Mon Jan 8 10:46:27 PST 2007

Anne van Kesteren wrote:
> On Mon, 08 Jan 2007 18:23:40 +0100, Sam Ruby <rubys at intertwingly.net> 
> wrote:
>>>  Because there is no difference between them. See the HTML5 
>>> specification.
>>
>> My point is that by "baking in" that behavior into the tokenizer, it 
>> essentially limits that tokenizer to just supporting HTML5.  By 
>> providing one extra "bit" of information, the potential for reuse is 
>> increased.
> 
> Well, the next "bit" would probably be processing instructions. That's 
> why it would be nice to have some formalization / standardization first 
> to see how many changes are required exactly.

I have no interest in XML processing instructions at this time.

> Currently html5lib maps rather well to the specificaction which improves 
> the readability of the code a lot (imho). I'd like to know at how many 
> changes we're looking and how that impacts the code.

That's why I provided a comprehensive patch:

   http://intertwingly.net/stories/2007/01/08/xhtml5.diff

>>> Not sure how to do the .lower() stuff.

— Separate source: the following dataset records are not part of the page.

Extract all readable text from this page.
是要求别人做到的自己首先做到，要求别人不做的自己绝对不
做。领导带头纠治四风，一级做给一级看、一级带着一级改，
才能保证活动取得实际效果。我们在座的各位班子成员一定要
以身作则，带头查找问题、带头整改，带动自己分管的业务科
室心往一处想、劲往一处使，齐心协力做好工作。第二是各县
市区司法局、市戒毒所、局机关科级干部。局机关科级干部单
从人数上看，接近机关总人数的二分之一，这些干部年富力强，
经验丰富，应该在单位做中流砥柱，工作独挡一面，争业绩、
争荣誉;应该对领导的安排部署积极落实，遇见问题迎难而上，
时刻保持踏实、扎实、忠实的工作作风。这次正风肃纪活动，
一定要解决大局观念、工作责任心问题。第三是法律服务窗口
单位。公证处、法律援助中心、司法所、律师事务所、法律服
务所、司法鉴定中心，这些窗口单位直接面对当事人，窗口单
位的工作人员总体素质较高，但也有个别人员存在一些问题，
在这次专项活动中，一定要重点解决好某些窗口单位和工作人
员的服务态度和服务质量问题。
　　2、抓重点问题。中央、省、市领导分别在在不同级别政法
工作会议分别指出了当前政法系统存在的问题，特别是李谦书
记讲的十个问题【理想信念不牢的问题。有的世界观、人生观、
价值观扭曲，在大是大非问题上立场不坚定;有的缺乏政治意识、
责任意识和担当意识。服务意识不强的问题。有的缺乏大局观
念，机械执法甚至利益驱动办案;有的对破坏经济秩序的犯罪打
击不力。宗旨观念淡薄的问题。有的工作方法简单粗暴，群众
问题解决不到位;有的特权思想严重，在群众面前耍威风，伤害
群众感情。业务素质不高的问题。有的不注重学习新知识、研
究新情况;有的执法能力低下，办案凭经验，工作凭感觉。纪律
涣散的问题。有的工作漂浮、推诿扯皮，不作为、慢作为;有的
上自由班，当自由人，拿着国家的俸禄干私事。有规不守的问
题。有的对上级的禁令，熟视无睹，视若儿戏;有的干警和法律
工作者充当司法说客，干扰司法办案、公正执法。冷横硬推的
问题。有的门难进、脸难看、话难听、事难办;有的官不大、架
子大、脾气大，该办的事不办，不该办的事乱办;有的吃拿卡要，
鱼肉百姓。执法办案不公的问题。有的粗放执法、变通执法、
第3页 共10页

I kind of guessed the reason 
>>> you wanted to change that was because of a project like this :-)
>>
>> I've provided one way: by refactoring it so that all the lowercasing 
>> of element names is done in exactly one place, and that the 
>> lowercasing of attribute names is also done in exactly one place.  
>> That class can be subclassed to provide a different behavior.
> 
> Do you this as a standalone patch somewhere? As mentioned before, I'd 
> like to see how it deals with non-ASCII characters.

The patch isn't all that big.  The relevant portions are:

   asciiLower = dict([(ord(c),ord(c.lower())) for c in 
string.ascii_uppercase])

   token["name"] = token["name"].translate(asciiLower)

   token["data"] = dict([(attr.translate(asciiLower), value)
       for attr,value in token["data"][::-1]])

- Sam Ruby